The vocal training has really strengthened the singing voices of Gohdes and his wife Dolores, 80, they said.

“Long ago and far away, I was in the high school band, the glee club and different choirs,” said Dolores Gohdes. “Singing in a group is certainly much more fun than singing with yourself. And with the young voices, they just make it that much better. We old folks sound a little creaky and croaky. And — it’s just nice to be with young people.”

“Our director gets things out of us that we didn’t know we had. She really does,” said Bernie Hebb, 81, who in high school played flute in the band and sang in the glee club, but hasn’t sung much since.

“Singing is fun. It really is,” she said. “I sing in my head, besides the voice.”

For Nora Cahill, a West High senior who has sung with MYC since sixth grade, the Intergenerational Choir offers “an opportunity to meet people who I don’t normally run into in my daily life,” she said. Plus, “I love to sing every chance I get.”

Unlike high school, where “everybody … is always so caught up about what other people think about them,” the environment at Capitol Lakes is relaxed, Russell said.

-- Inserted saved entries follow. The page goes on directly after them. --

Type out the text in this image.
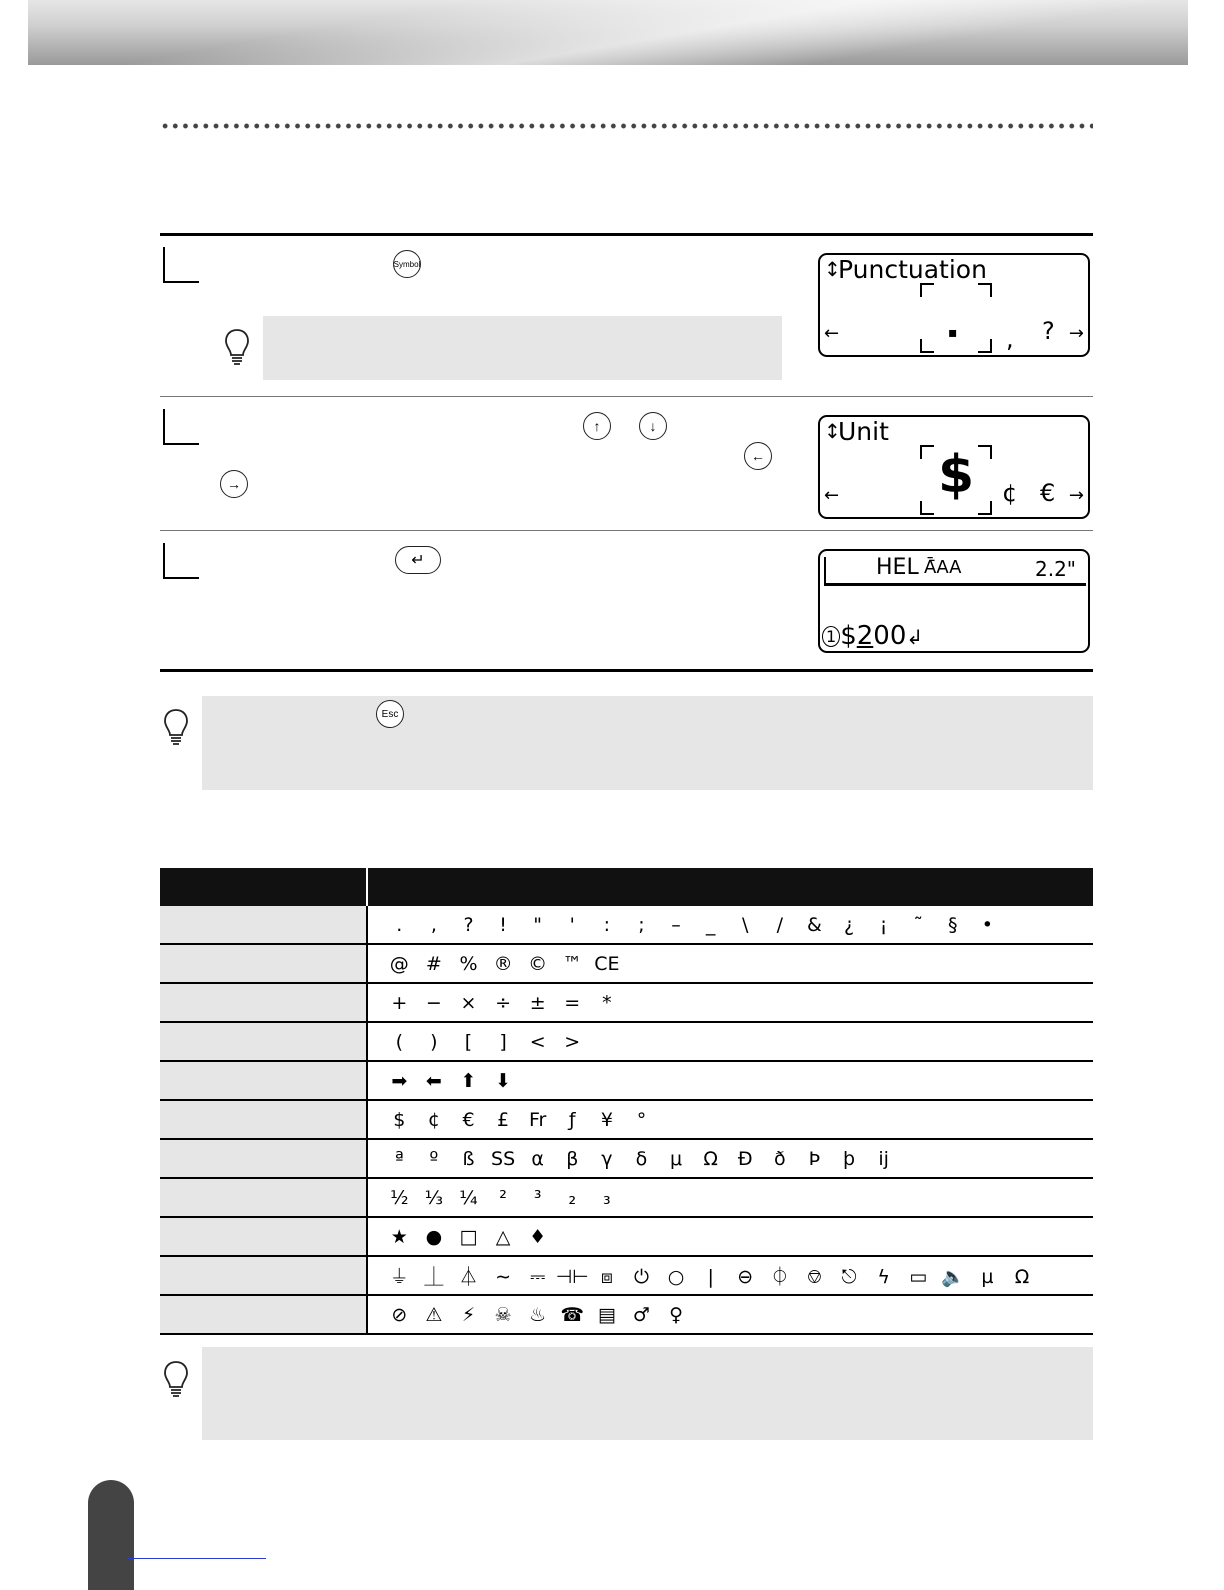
Symbol	↕
Punctuation
←	▪ , ? →
↑	↓
←
→
↕
Unit
← $ ¢ € →
↵	HEL Ā̄AA	2.2"
1 $200↲
Esc

	. , ? ! " ' : ; – _ \ / & ¿ ¡ ˜ § •
	@ # % ® © ™ CE
	+ − × ÷ ± = *
	( ) [ ] < >
	➡ ⬅ ⬆ ⬇
	$ ¢ € £ Fr ƒ ¥ °
	ª º ß SS α β γ δ μ Ω Đ ð Þ þ ĳ
	½ ⅓ ¼ ² ³ ₂ ₃
	★ ● □ △ ♦
	⏚ ⏊ ⏃ ∼ ⎓ ⊣⊢ ⧈ ⏻ ○ | ⊖ ⏀ ⎊ ⎋ ϟ ▭ 🔈 µ Ω
	⊘ ⚠ ⚡ ☠ ♨ ☎ ▤ ♂ ♀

When I come here, I think, ‘Oh, it doesn’t matter.’ You can be whoever you want. You can sing how you want. You can express yourself in a way that’s already so fun to do, surrounding yourself with people who don’t care what you look like or what you sound like.”

Eli Wilson, a West High senior who has sung with Madison Youth Choirs since third grade, spends 2½ hours every Sunday rehearsing with MYC. By comparison, the 1-hour rehearsals at Capitol Lakes “go by fast. But it’s still so much fun. It’s quick and fun.”

“Singing at MYC, and singing a lot, it can get very technical, and kind of intense, and sometimes very exhausting,” said Gracie Little, a junior at West. “Here it doesn’t really matter if you sound perfect, because you sound beautiful.”

“Like Bernie said — singing is fun. And also sometimes, I know that I get very caught up in high school. It’s wonderful to come here and just sing and be around people that are much wiser, and far beyond the point of high school, and survived high school. It’s just a wonderful perspective. And you get to sing.”